Heute ist Kleinfeld um Aufklärung des Schmiergeld-Skandals bemüht. "Es geht um den Ruf des Hauses. Wir werden keine Kompromisse machen", betonte der Manager am Dienstag. Da wusste er wohl noch nicht, dass noch am selben Abend die Verhaftung seines Weggefährten Ganswindt verkündet werden würde. Die Staatsanwaltschaft verdächtigt Ganswindt, das Schmiergeldsystem in der Kommunikationssparte zumindest toleriert zu haben. Nach Informationen der "Süddeutschen Zeitung" wurde er schon frühzeitig von einem Manager über die Zahlungen informiert. Bei diesem Gespräch habe Ganswindt eine in seinem Büro installierte Rauschanlage eingerichtet, um ein Abhören zu verhindern, sagte der Beschuldigte laut SZ aus.

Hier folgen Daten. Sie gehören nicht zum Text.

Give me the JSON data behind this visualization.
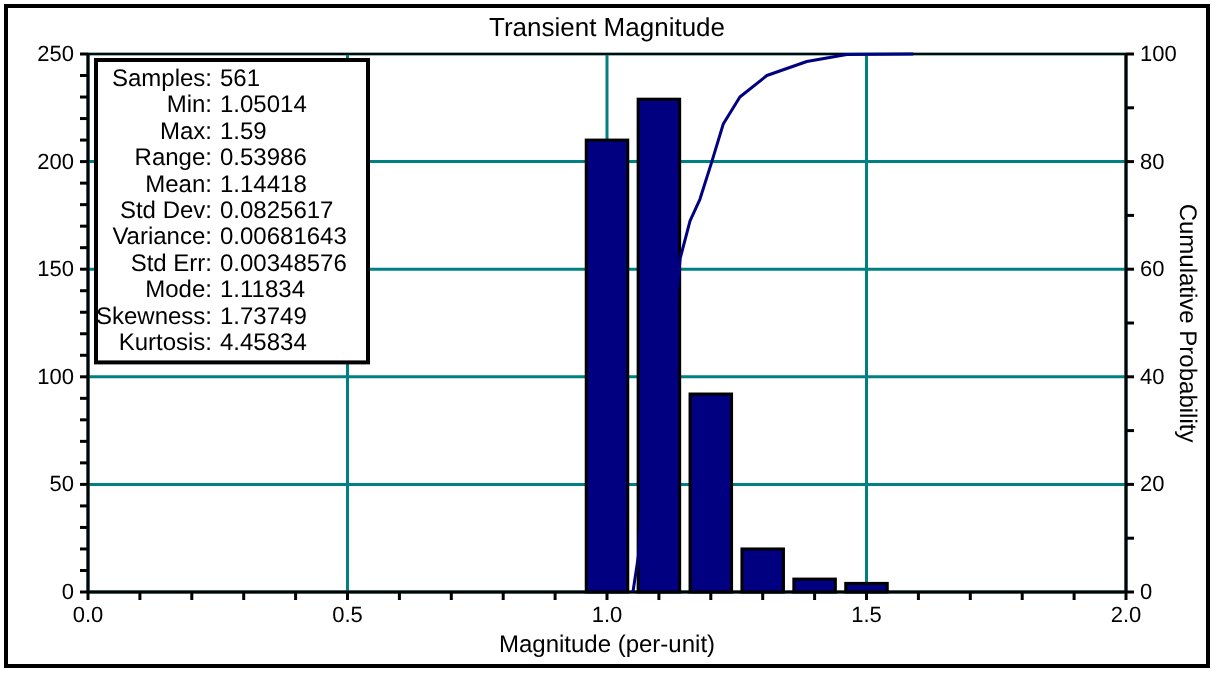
{
  "chart_data": {
    "type": "bar",
    "title": "Transient Magnitude",
    "xlabel": "Magnitude (per-unit)",
    "y2label": "Cumulative Probability",
    "annotations": [
      "Samples: 561",
      "Min: 1.05014",
      "Max: 1.59",
      "Range: 0.53986",
      "Mean: 1.14418",
      "Std Dev: 0.0825617",
      "Variance: 0.00681643",
      "Std Err: 0.00348576",
      "Mode: 1.11834",
      "Skewness: 1.73749",
      "Kurtosis: 4.45834"
    ],
    "series": [
      {
        "color": "#000080",
        "x": [
          1.0,
          1.1,
          1.2,
          1.3,
          1.4,
          1.5
        ],
        "values": [
          210,
          229,
          92,
          20,
          6,
          4
        ]
      },
      {
        "type": "line",
        "axis": "y2",
        "color": "#000080",
        "x": [
          1.05,
          1.061,
          1.066,
          1.134,
          1.141,
          1.16,
          1.179,
          1.202,
          1.224,
          1.256,
          1.308,
          1.385,
          1.462,
          1.59
        ],
        "values": [
          0,
          7,
          15,
          55,
          62,
          69,
          73,
          80,
          87,
          92,
          96,
          98.6,
          99.9,
          100
        ]
      }
    ],
    "xlim": [
      0,
      2
    ],
    "xticks": [
      {
        "value": 0,
        "label": "0.0"
      },
      {
        "value": 0.1,
        "label": null
      },
      {
        "value": 0.2,
        "label": null
      },
      {
        "value": 0.3,
        "label": null
      },
      {
        "value": 0.4,
        "label": null
      },
      {
        "value": 0.5,
        "label": "0.5"
      },
      {
        "value": 0.6,
        "label": null
      },
      {
        "value": 0.7,
        "label": null
      },
      {
        "value": 0.8,
        "label": null
      },
      {
        "value": 0.9,
        "label": null
      },
      {
        "value": 1,
        "label": "1.0"
      },
      {
        "value": 1.1,
        "label": null
      },
      {
        "value": 1.2,
        "label": null
      },
      {
        "value": 1.3,
        "label": null
      },
      {
        "value": 1.4,
        "label": null
      },
      {
        "value": 1.5,
        "label": "1.5"
      },
      {
        "value": 1.6,
        "label": null
      },
      {
        "value": 1.7,
        "label": null
      },
      {
        "value": 1.8,
        "label": null
      },
      {
        "value": 1.9,
        "label": null
      },
      {
        "value": 2,
        "label": "2.0"
      }
    ],
    "ylim": [
      0,
      250
    ],
    "yticks": [
      0,
      {
        "value": 10,
        "label": null
      },
      {
        "value": 20,
        "label": null
      },
      {
        "value": 30,
        "label": null
      },
      {
        "value": 40,
        "label": null
      },
      50,
      {
        "value": 60,
        "label": null
      },
      {
        "value": 70,
        "label": null
      },
      {
        "value": 80,
        "label": null
      },
      {
        "value": 90,
        "label": null
      },
      100,
      {
        "value": 110,
        "label": null
      },
      {
        "value": 120,
        "label": null
      },
      {
        "value": 130,
        "label": null
      },
      {
        "value": 140,
        "label": null
      },
      150,
      {
        "value": 160,
        "label": null
      },
      {
        "value": 170,
        "label": null
      },
      {
        "value": 180,
        "label": null
      },
      {
        "value": 190,
        "label": null
      },
      200,
      {
        "value": 210,
        "label": null
      },
      {
        "value": 220,
        "label": null
      },
      {
        "value": 230,
        "label": null
      },
      {
        "value": 240,
        "label": null
      },
      250
    ],
    "y2lim": [
      0,
      100
    ],
    "y2ticks": [
      0,
      {
        "value": 10,
        "label": null
      },
      20,
      {
        "value": 30,
        "label": null
      },
      40,
      {
        "value": 50,
        "label": null
      },
      60,
      {
        "value": 70,
        "label": null
      },
      80,
      {
        "value": 90,
        "label": null
      },
      100
    ],
    "grid": true
  }
}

Ganswindt stand bei Siemens gehörig unter Erfolgsdruck. Die Telekommunikationsmärkte waren weltweit in der Krise, die Siemens-Sparte hatte viel zu viel Personal an Bord. So war es denn auch eine der ersten Amtshandlungen Ganswindts im Herbst 2001, den Abbau von nochmals 7.000 Stellen zu verkünden. Weitere Stellenstreichungen sollten folgen. Ein halbes Jahr später setzte er den Verkauf der Router-Tochter Unisphere an Juniper durch. Trotz seiner nicht gerade leutseligen Art war der disziplinierte Manager durchaus angesehen. Im vergangenen Jahr erhielt er die Ehrendoktorwürde der renommierten TU München, auch wegen herausragender fachlicher Leistungen.

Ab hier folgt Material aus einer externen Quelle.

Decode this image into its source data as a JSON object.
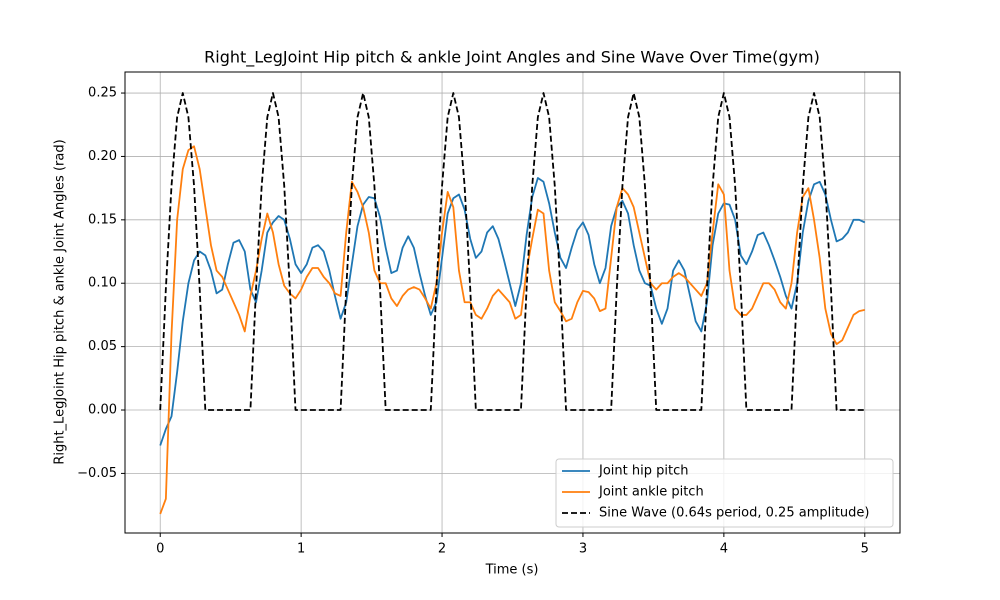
{
  "chart_data": {
    "type": "line",
    "title": "Right_LegJoint Hip pitch & ankle Joint Angles and Sine Wave Over Time(gym)",
    "xlabel": "Time (s)",
    "ylabel": "Right_LegJoint Hip pitch & ankle Joint Angles (rad)",
    "x": [
      0,
      0.04,
      0.08,
      0.12,
      0.16,
      0.2,
      0.24,
      0.28,
      0.32,
      0.36,
      0.4,
      0.44,
      0.48,
      0.52,
      0.56,
      0.6,
      0.64,
      0.68,
      0.72,
      0.76,
      0.8,
      0.84,
      0.88,
      0.92,
      0.96,
      1,
      1.04,
      1.08,
      1.12,
      1.16,
      1.2,
      1.24,
      1.28,
      1.32,
      1.36,
      1.4,
      1.44,
      1.48,
      1.52,
      1.56,
      1.6,
      1.64,
      1.68,
      1.72,
      1.76,
      1.8,
      1.84,
      1.88,
      1.92,
      1.96,
      2,
      2.04,
      2.08,
      2.12,
      2.16,
      2.2,
      2.24,
      2.28,
      2.32,
      2.36,
      2.4,
      2.44,
      2.48,
      2.52,
      2.56,
      2.6,
      2.64,
      2.68,
      2.72,
      2.76,
      2.8,
      2.84,
      2.88,
      2.92,
      2.96,
      3,
      3.04,
      3.08,
      3.12,
      3.16,
      3.2,
      3.24,
      3.28,
      3.32,
      3.36,
      3.4,
      3.44,
      3.48,
      3.52,
      3.56,
      3.6,
      3.64,
      3.68,
      3.72,
      3.76,
      3.8,
      3.84,
      3.88,
      3.92,
      3.96,
      4,
      4.04,
      4.08,
      4.12,
      4.16,
      4.2,
      4.24,
      4.28,
      4.32,
      4.36,
      4.4,
      4.44,
      4.48,
      4.52,
      4.56,
      4.6,
      4.64,
      4.68,
      4.72,
      4.76,
      4.8,
      4.84,
      4.88,
      4.92,
      4.96,
      5
    ],
    "series": [
      {
        "name": "Joint hip pitch",
        "color": "#1f77b4",
        "dashed": false,
        "values": [
          -0.028,
          -0.015,
          -0.005,
          0.03,
          0.07,
          0.1,
          0.118,
          0.125,
          0.122,
          0.11,
          0.092,
          0.095,
          0.115,
          0.132,
          0.134,
          0.125,
          0.095,
          0.085,
          0.11,
          0.14,
          0.148,
          0.153,
          0.15,
          0.135,
          0.115,
          0.108,
          0.115,
          0.128,
          0.13,
          0.125,
          0.11,
          0.09,
          0.072,
          0.085,
          0.115,
          0.145,
          0.162,
          0.168,
          0.167,
          0.152,
          0.128,
          0.108,
          0.11,
          0.128,
          0.137,
          0.128,
          0.108,
          0.09,
          0.075,
          0.085,
          0.12,
          0.155,
          0.167,
          0.17,
          0.158,
          0.135,
          0.12,
          0.125,
          0.14,
          0.145,
          0.135,
          0.118,
          0.1,
          0.082,
          0.1,
          0.138,
          0.168,
          0.183,
          0.18,
          0.163,
          0.14,
          0.12,
          0.112,
          0.128,
          0.142,
          0.148,
          0.138,
          0.115,
          0.1,
          0.112,
          0.145,
          0.16,
          0.165,
          0.155,
          0.13,
          0.11,
          0.1,
          0.098,
          0.08,
          0.068,
          0.08,
          0.11,
          0.118,
          0.11,
          0.09,
          0.07,
          0.062,
          0.085,
          0.13,
          0.155,
          0.163,
          0.162,
          0.15,
          0.122,
          0.115,
          0.125,
          0.138,
          0.14,
          0.13,
          0.118,
          0.105,
          0.09,
          0.08,
          0.1,
          0.14,
          0.165,
          0.178,
          0.18,
          0.17,
          0.15,
          0.133,
          0.135,
          0.14,
          0.15,
          0.15,
          0.148
        ]
      },
      {
        "name": "Joint ankle pitch",
        "color": "#ff7f0e",
        "dashed": false,
        "values": [
          -0.082,
          -0.07,
          0.06,
          0.15,
          0.19,
          0.205,
          0.208,
          0.19,
          0.16,
          0.13,
          0.11,
          0.105,
          0.095,
          0.085,
          0.075,
          0.062,
          0.09,
          0.11,
          0.135,
          0.155,
          0.14,
          0.115,
          0.098,
          0.092,
          0.088,
          0.095,
          0.105,
          0.112,
          0.112,
          0.105,
          0.1,
          0.092,
          0.09,
          0.14,
          0.18,
          0.172,
          0.16,
          0.14,
          0.11,
          0.1,
          0.1,
          0.088,
          0.082,
          0.09,
          0.095,
          0.097,
          0.095,
          0.088,
          0.08,
          0.1,
          0.14,
          0.172,
          0.16,
          0.11,
          0.085,
          0.085,
          0.075,
          0.072,
          0.08,
          0.09,
          0.095,
          0.09,
          0.085,
          0.072,
          0.075,
          0.11,
          0.135,
          0.158,
          0.155,
          0.11,
          0.085,
          0.078,
          0.07,
          0.072,
          0.085,
          0.094,
          0.093,
          0.088,
          0.078,
          0.08,
          0.12,
          0.16,
          0.175,
          0.17,
          0.16,
          0.14,
          0.12,
          0.1,
          0.095,
          0.1,
          0.1,
          0.105,
          0.108,
          0.105,
          0.1,
          0.095,
          0.09,
          0.1,
          0.14,
          0.178,
          0.17,
          0.11,
          0.08,
          0.075,
          0.075,
          0.08,
          0.09,
          0.1,
          0.1,
          0.095,
          0.085,
          0.08,
          0.1,
          0.14,
          0.168,
          0.175,
          0.15,
          0.12,
          0.08,
          0.06,
          0.052,
          0.055,
          0.065,
          0.075,
          0.078,
          0.079
        ]
      },
      {
        "name": "Sine Wave (0.64s period, 0.25 amplitude)",
        "color": "#000000",
        "dashed": true,
        "values": [
          0,
          0.0957,
          0.1768,
          0.231,
          0.25,
          0.231,
          0.1768,
          0.0957,
          0,
          0,
          0,
          0,
          0,
          0,
          0,
          0,
          0,
          0.0957,
          0.1768,
          0.231,
          0.25,
          0.231,
          0.1768,
          0.0957,
          0,
          0,
          0,
          0,
          0,
          0,
          0,
          0,
          0,
          0.0957,
          0.1768,
          0.231,
          0.25,
          0.231,
          0.1768,
          0.0957,
          0,
          0,
          0,
          0,
          0,
          0,
          0,
          0,
          0,
          0.0957,
          0.1768,
          0.231,
          0.25,
          0.231,
          0.1768,
          0.0957,
          0,
          0,
          0,
          0,
          0,
          0,
          0,
          0,
          0,
          0.0957,
          0.1768,
          0.231,
          0.25,
          0.231,
          0.1768,
          0.0957,
          0,
          0,
          0,
          0,
          0,
          0,
          0,
          0,
          0,
          0.0957,
          0.1768,
          0.231,
          0.25,
          0.231,
          0.1768,
          0.0957,
          0,
          0,
          0,
          0,
          0,
          0,
          0,
          0,
          0,
          0.0957,
          0.1768,
          0.231,
          0.25,
          0.231,
          0.1768,
          0.0957,
          0,
          0,
          0,
          0,
          0,
          0,
          0,
          0,
          0,
          0.0957,
          0.1768,
          0.231,
          0.25,
          0.231,
          0.1768,
          0.0957,
          0,
          0,
          0,
          0,
          0,
          0
        ]
      }
    ],
    "xlim": [
      -0.25,
      5.25
    ],
    "ylim": [
      -0.097,
      0.2666
    ],
    "xticks": [
      0,
      1,
      2,
      3,
      4,
      5
    ],
    "yticks": [
      {
        "value": -0.05,
        "label": "−0.05"
      },
      {
        "value": 0,
        "label": "0.00"
      },
      {
        "value": 0.05,
        "label": "0.05"
      },
      {
        "value": 0.1,
        "label": "0.10"
      },
      {
        "value": 0.15,
        "label": "0.15"
      },
      {
        "value": 0.2,
        "label": "0.20"
      },
      {
        "value": 0.25,
        "label": "0.25"
      }
    ],
    "grid": true,
    "legend": "lower right"
  }
}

Arbeitnehmervertreter bei ICN hatten anfangs einen gemischten Eindruck von dem Manager. "Er ist nicht dadurch aufgefallen, dass er ein Händchen für den Umgang mit Beschäftigten hätte", meint einer, der mit ihm zu tun hatte. In den Verhandlungen um einen Lohnverzicht der ICN-Beschäftigten wurde Ganswindt von der Arbeitnehmerseite einmal gefragt, ob er nicht auch auf einen Teil seines Einkommens verzichten wolle. Ganswindt habe geantwortet, da die Verkehrstechnik erfolgreicher gewesen sei, habe er bei seinem Wechsel zu ICN ja ohnehin schon Verzicht geübt, das müsse reichen.

Auch solche Äußerungen machten Ganswindt nicht unbedingt beliebter. Allerdings wurde dem Manager zu Gute gehalten, dass er gelernter Maschinenbauer war. "Die haben gesagt: Das ist kein schlechter, weil er ein Techniker ist und kein reiner Kaufmann", hieß es. Zudem habe Ganswindt später versucht, mehr zuzuhören und die Mitarbeiter mitzunehmen. Doch weder der Stellenabbau noch die Zusammenlegung von ICN mit der Mobilfunksparte ICM - zuerst unter Lothar Pauly und seit September 2005 unter Ganswindts Führung - oder der Verkauf der Handys an BenQ brachten den ganz großen Durchbruch. Als Folge löst Siemens seine Kommunikationssparte nun komplett auf und kappt damit seine Wurzeln. (dpa/ajf)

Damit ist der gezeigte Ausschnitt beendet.